I think you picked one team that fit your argument. I don’t have the time now but on the old board I ran a crap load of stats on teams at the high end and low end over 5-8 yr period of time (don’t remember the exact time range). Anyway, other then some outliers, teams in the top 10 at least but even top 15 year after year after year, have highly rated classes. If your classes consistently rank at the bottom of your conference, it’s not a good sign.
We had one good season. I don’t think that’s an anomaly but time will tell. But I don’t think we’ll have the seasons everyone wants to have if we are near the bottom in conference recruiting rankings every year over the next 5 years.
Yeah, I can see this argument and I don't really deny it. If you want to grab alabama or clemson or some others you're going to see good recruiting rankings line up with good records.
But I, perhaps not terribly effectively, was trying to point out that stars don't equate to wins if there are issues and, vice versa, if things are in order you can win games without having big star ratings.
So in one respect Michigan is indeed an outlier.
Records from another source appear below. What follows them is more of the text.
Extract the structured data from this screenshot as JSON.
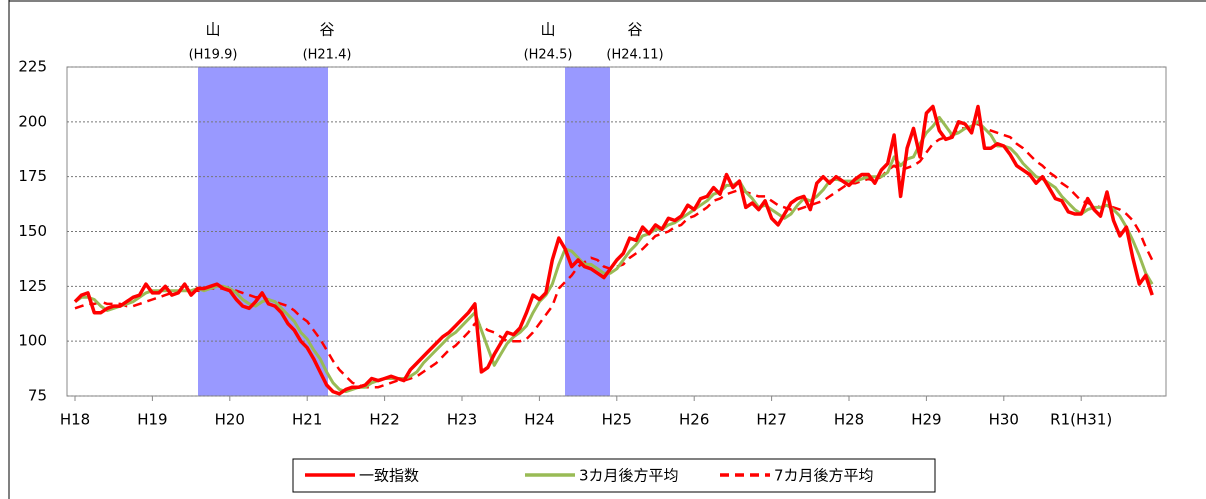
{
  "chart_data": {
    "type": "line",
    "categories": [
      "H18",
      null,
      null,
      null,
      null,
      null,
      null,
      null,
      null,
      null,
      null,
      null,
      "H19",
      null,
      null,
      null,
      null,
      null,
      null,
      null,
      null,
      null,
      null,
      null,
      "H20",
      null,
      null,
      null,
      null,
      null,
      null,
      null,
      null,
      null,
      null,
      null,
      "H21",
      null,
      null,
      null,
      null,
      null,
      null,
      null,
      null,
      null,
      null,
      null,
      "H22",
      null,
      null,
      null,
      null,
      null,
      null,
      null,
      null,
      null,
      null,
      null,
      "H23",
      null,
      null,
      null,
      null,
      null,
      null,
      null,
      null,
      null,
      null,
      null,
      "H24",
      null,
      null,
      null,
      null,
      null,
      null,
      null,
      null,
      null,
      null,
      null,
      "H25",
      null,
      null,
      null,
      null,
      null,
      null,
      null,
      null,
      null,
      null,
      null,
      "H26",
      null,
      null,
      null,
      null,
      null,
      null,
      null,
      null,
      null,
      null,
      null,
      "H27",
      null,
      null,
      null,
      null,
      null,
      null,
      null,
      null,
      null,
      null,
      null,
      "H28",
      null,
      null,
      null,
      null,
      null,
      null,
      null,
      null,
      null,
      null,
      null,
      "H29",
      null,
      null,
      null,
      null,
      null,
      null,
      null,
      null,
      null,
      null,
      null,
      "H30",
      null,
      null,
      null,
      null,
      null,
      null,
      null,
      null,
      null,
      null,
      null,
      "R1(H31)",
      null,
      null,
      null,
      null,
      null,
      null,
      null,
      null,
      null,
      null,
      null
    ],
    "series": [
      {
        "name": "一致指数",
        "color": "#ff0000",
        "dashed": false,
        "values": [
          118,
          121,
          122,
          113,
          113,
          115,
          116,
          116,
          118,
          120,
          121,
          126,
          122,
          122,
          125,
          121,
          122,
          126,
          121,
          124,
          124,
          125,
          126,
          124,
          123,
          119,
          116,
          115,
          118,
          122,
          117,
          116,
          113,
          108,
          105,
          100,
          97,
          92,
          86,
          80,
          77,
          76,
          78,
          79,
          79,
          80,
          83,
          82,
          83,
          84,
          83,
          82,
          87,
          90,
          93,
          96,
          99,
          102,
          104,
          107,
          110,
          113,
          117,
          86,
          88,
          94,
          99,
          104,
          103,
          106,
          113,
          121,
          119,
          122,
          137,
          147,
          142,
          134,
          137,
          134,
          133,
          131,
          129,
          133,
          137,
          140,
          147,
          146,
          152,
          149,
          153,
          151,
          156,
          155,
          157,
          162,
          160,
          165,
          166,
          170,
          167,
          176,
          170,
          173,
          161,
          163,
          160,
          164,
          156,
          153,
          158,
          163,
          165,
          166,
          160,
          172,
          175,
          172,
          175,
          173,
          171,
          174,
          176,
          176,
          172,
          178,
          181,
          194,
          166,
          188,
          197,
          184,
          204,
          207,
          196,
          192,
          193,
          200,
          199,
          195,
          207,
          188,
          188,
          190,
          189,
          185,
          180,
          178,
          176,
          172,
          175,
          170,
          165,
          164,
          159,
          158,
          158,
          165,
          160,
          157,
          168,
          155,
          148,
          152,
          138,
          126,
          130,
          121
        ]
      },
      {
        "name": "3カ月後方平均",
        "color": "#99bb55",
        "dashed": false,
        "values": [
          118,
          120,
          120,
          119,
          116,
          114,
          115,
          116,
          117,
          118,
          120,
          122,
          123,
          123,
          123,
          123,
          123,
          123,
          123,
          124,
          123,
          124,
          125,
          125,
          124,
          122,
          119,
          117,
          116,
          118,
          119,
          118,
          115,
          112,
          109,
          104,
          101,
          96,
          92,
          86,
          81,
          78,
          77,
          78,
          79,
          79,
          81,
          82,
          83,
          83,
          83,
          83,
          84,
          86,
          90,
          93,
          96,
          99,
          102,
          104,
          107,
          110,
          113,
          105,
          97,
          89,
          94,
          99,
          102,
          104,
          107,
          113,
          118,
          121,
          126,
          135,
          142,
          141,
          138,
          135,
          135,
          133,
          131,
          131,
          133,
          137,
          141,
          144,
          148,
          149,
          151,
          151,
          153,
          154,
          156,
          158,
          160,
          162,
          164,
          167,
          168,
          171,
          171,
          173,
          168,
          165,
          161,
          162,
          160,
          158,
          156,
          158,
          162,
          165,
          164,
          166,
          169,
          173,
          174,
          173,
          173,
          173,
          174,
          175,
          175,
          175,
          177,
          184,
          180,
          183,
          184,
          190,
          195,
          198,
          202,
          198,
          194,
          195,
          197,
          198,
          200,
          197,
          194,
          189,
          189,
          188,
          185,
          181,
          178,
          175,
          174,
          172,
          170,
          166,
          163,
          160,
          158,
          160,
          161,
          161,
          162,
          160,
          157,
          152,
          146,
          139,
          131,
          126
        ]
      },
      {
        "name": "7カ月後方平均",
        "color": "#ff0000",
        "dashed": true,
        "values": [
          115,
          116,
          117,
          117,
          118,
          117,
          117,
          117,
          116,
          116,
          117,
          118,
          119,
          120,
          121,
          122,
          123,
          123,
          123,
          123,
          123,
          124,
          124,
          124,
          124,
          123,
          122,
          121,
          120,
          120,
          119,
          118,
          117,
          116,
          114,
          111,
          109,
          105,
          101,
          96,
          91,
          87,
          84,
          81,
          80,
          79,
          79,
          79,
          80,
          81,
          82,
          82,
          83,
          84,
          86,
          88,
          90,
          93,
          96,
          98,
          101,
          104,
          108,
          107,
          105,
          104,
          102,
          100,
          100,
          100,
          101,
          104,
          108,
          112,
          116,
          124,
          127,
          130,
          134,
          136,
          138,
          137,
          134,
          133,
          134,
          135,
          138,
          140,
          142,
          145,
          148,
          149,
          150,
          152,
          153,
          156,
          157,
          159,
          161,
          164,
          165,
          167,
          168,
          169,
          168,
          167,
          166,
          166,
          164,
          162,
          161,
          160,
          160,
          161,
          162,
          163,
          164,
          166,
          168,
          170,
          172,
          172,
          173,
          174,
          173,
          175,
          178,
          180,
          178,
          179,
          180,
          182,
          186,
          190,
          192,
          193,
          194,
          197,
          197,
          198,
          199,
          197,
          196,
          195,
          194,
          193,
          190,
          188,
          185,
          182,
          180,
          177,
          175,
          172,
          170,
          167,
          164,
          163,
          162,
          161,
          162,
          161,
          160,
          158,
          155,
          150,
          143,
          137
        ]
      }
    ],
    "ylim": [
      75,
      225
    ],
    "yticks": [
      75,
      100,
      125,
      150,
      175,
      200,
      225
    ],
    "grid": true,
    "annotations": [
      {
        "text": "山",
        "date": "(H19.9)"
      },
      {
        "text": "谷",
        "date": "(H21.4)"
      },
      {
        "text": "山",
        "date": "(H24.5)"
      },
      {
        "text": "谷",
        "date": "(H24.11)"
      }
    ]
  }
}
That there are plenty of schools with good recruiting classes according to the services that also win a ton of games. I get that. But my point is those services don't predict when things are going to go south.
Texas is another great example -- I went back and looked at their recruiting classes starting in 2007. They had two *down* years in which they finished 17th and otherwise finished in the top 8 wiht several classes ranked 2 or 3. Yet they haven't lost fewer than four games since 2009 and they have had four 7-loss seasons in that span. Really? With, quite literally, the best or second-best aggregate talent in that span?
Notre Dame is another -- They had a brutal class that ranked 39th in 2005, but they rebounded with 6th best class in 06, the 5th best class in 07, yet those two classes never lost fewer than 5 games.
09, 10 and 11 USC lands top three classes -- the following three years they lose a combined 14 games. Still pretty solid, obviously, but they should have been playing at the level Carroll had them playing -- losing maybe a game or two each season.
Oregon -- class rankings in 13-15: 19, 21, 16. Record in 14-16 when those guys make up the bulk of the roster? 20-18.
It works the other way too:
Washington State -- just finished 11-2 and top 10 in the country. Best class in the past 10 seasons or so? 42. Currently ranked 65th.
What do all those schools have in common? They went through coaching and general program issues in that span (and/or they found a good coach/system and found success).
The bottom line is you need talented kids but you absolutely need to develop them and feed them into a good system. Those latter two functions, to me, are far more important.